AT&T Quietly Imposes New “Administrative Fees”

by Matt Klassen on June 7, 2013

While airlines and hotels are famous for sneaking in those extra taxes and fees, over the past few years wireless carriers have quietly gone about finding their own ways of increasing their income off customers, often by adding “below-the-line” fees, so-named because they often appear at the bottom of the phone bill after the regular contracted service charges.

To that end, AT&T made headlines early last month when it imposed a new monthly “mobility administration fee” of $0.61 on every monthly bill, a number that certainly won’t break the bank for any customer but one that will generate massive revenues for Ma Bell, the change estimated to increase the telecom giant’s annual revenue by more than a half-billion dollars.

Again, while the paltry monthly increase will likely have little effect on consumers, it’s the fact that wireless providers are masking their price hikes in this manner that should really have people up in arms, as consumers have entered into term contracts with their providers on good faith that the agreed monthly service fees won’t change for the life of the contract, and while customers can’t change anything about their contract without hefty penalties, providers are routinely making changes with no consequences at all.

There was a great moment in The Simpsons episode ‘Bart to the Future,’ where in a vision of the future where Lisa has become President she institutes a punitive tax increase, but avoiding calling it a tax increase she labels it a “temporary refund adjustment,” assuaging the fears of the masses as she bilks them for all they’re worth.

As of May 1, 2013 AT&T customers will now find their own ‘temporary refund adjustment’ tacked on to their monthly bill, one instituted by the company itself but nestled right down there next to the mandatory taxes and fees the government requires you to pay on top of your cell phone bill. Now this new “administrative fee,” as its called, is clearly not considered part of the contracted service fee customers pay each month, but neither is this below-the-line charge a new government tax, and its something that often flies under the consumer radar.

Wireless providers—and lets be clear here, all of them do this—justify these additional fees as simply covering additional operational costs, such as expenses incurred while running their business, but are adamant that such fees are not rate increases. Of course one’s service contract is supposed to include all such operational costs, device costs, and service fees, but that simply isn’t the case.

While companies in other industries may simply absorb these types of operational costs or charge higher rates to generate the difference, wireless providers have “stealithy disguised” these rate increases by calling them something else, leaving many people frustrated when they discover that the price they were quoted when signing their contract is not the price they pay on a monthly basis.
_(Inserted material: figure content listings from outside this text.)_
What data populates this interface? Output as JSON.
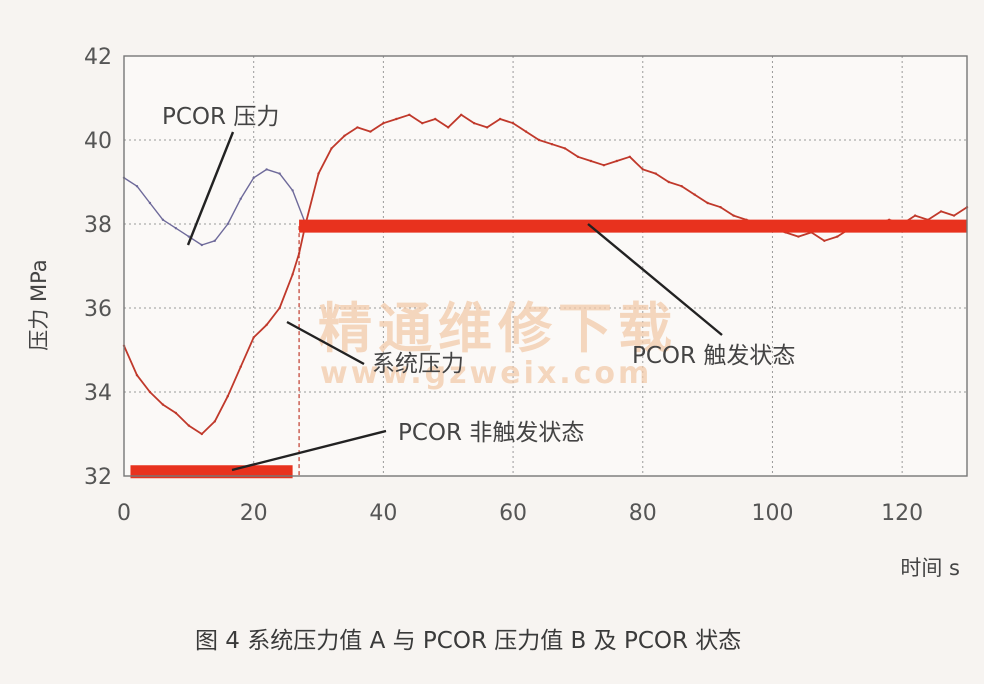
{
  "chart_data": {
    "type": "line",
    "xlabel": "时间  s",
    "ylabel": "压力 MPa",
    "xlim": [
      0,
      130
    ],
    "ylim": [
      32,
      42
    ],
    "x_ticks": [
      "0",
      "20",
      "40",
      "60",
      "80",
      "100",
      "120"
    ],
    "y_ticks": [
      "32",
      "34",
      "36",
      "38",
      "40",
      "42"
    ],
    "grid": "dotted",
    "caption": "图 4   系统压力值 A 与 PCOR 压力值 B 及 PCOR 状态",
    "annotations": {
      "pcor_pressure": "PCOR 压力",
      "system_pressure": "系统压力",
      "pcor_triggered": "PCOR 触发状态",
      "pcor_not_triggered": "PCOR 非触发状态"
    },
    "watermark": {
      "text": "精通维修下载",
      "url": "www.gzweix.com"
    },
    "series": [
      {
        "key": "pcor_pressure",
        "color": "#6e6a9a",
        "x": [
          0,
          2,
          4,
          6,
          8,
          10,
          12,
          14,
          16,
          18,
          20,
          22,
          24,
          26,
          28
        ],
        "y": [
          39.1,
          38.9,
          38.5,
          38.1,
          37.9,
          37.7,
          37.5,
          37.6,
          38.0,
          38.6,
          39.1,
          39.3,
          39.2,
          38.8,
          38.0
        ]
      },
      {
        "key": "system_pressure",
        "color": "#c0392b",
        "x": [
          0,
          2,
          4,
          6,
          8,
          10,
          12,
          14,
          16,
          18,
          20,
          22,
          24,
          26,
          27,
          28,
          30,
          32,
          34,
          36,
          38,
          40,
          42,
          44,
          46,
          48,
          50,
          52,
          54,
          56,
          58,
          60,
          62,
          64,
          66,
          68,
          70,
          72,
          74,
          76,
          78,
          80,
          82,
          84,
          86,
          88,
          90,
          92,
          94,
          96,
          98,
          100,
          102,
          104,
          106,
          108,
          110,
          112,
          114,
          116,
          118,
          120,
          122,
          124,
          126,
          128,
          130
        ],
        "y": [
          35.1,
          34.4,
          34.0,
          33.7,
          33.5,
          33.2,
          33.0,
          33.3,
          33.9,
          34.6,
          35.3,
          35.6,
          36.0,
          36.8,
          37.3,
          38.0,
          39.2,
          39.8,
          40.1,
          40.3,
          40.2,
          40.4,
          40.5,
          40.6,
          40.4,
          40.5,
          40.3,
          40.6,
          40.4,
          40.3,
          40.5,
          40.4,
          40.2,
          40.0,
          39.9,
          39.8,
          39.6,
          39.5,
          39.4,
          39.5,
          39.6,
          39.3,
          39.2,
          39.0,
          38.9,
          38.7,
          38.5,
          38.4,
          38.2,
          38.1,
          38.0,
          37.9,
          37.8,
          37.7,
          37.8,
          37.6,
          37.7,
          37.9,
          38.0,
          38.0,
          38.1,
          38.0,
          38.2,
          38.1,
          38.3,
          38.2,
          38.4
        ]
      },
      {
        "key": "pcor_state",
        "color": "#e8321e",
        "segments": [
          {
            "x": [
              1,
              26
            ],
            "y": 32.1
          },
          {
            "x": [
              27,
              130
            ],
            "y": 37.95
          }
        ]
      }
    ]
  }
}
Further, while AT&T’s latest increase was only a paltry $0.61, who’s to say that that fee won’t increase, as there’s clearly nothing governing any of these below-the-line costs. While AT&T’s tag line has long been Rethink Possible, the company justified this increase with the antithetical response; well everyone else is doing it.

Stating that the new monthly fee has been instituted to “help cover certain expenses, such as interconnection and cell site rents and maintenance,” Ma Bell went on to say that, “For some time some of our competitors have been assessing this type of charge… Until now, AT&T has not charged such a fee, but it will help defray a small portion of certain expenses and we are using a name for the fee that has become common in the industry.”

Call it sneaky rate hikes, call it double-dipping, heck, call it a temporary refund adjustment, it doesn’t really matter, what the top four national carriers are doing is finding ways of circumventing a contractual service fee to bilk you out of more money, and while its only $0.61, its enough to raise my ire and I’m not even a customer.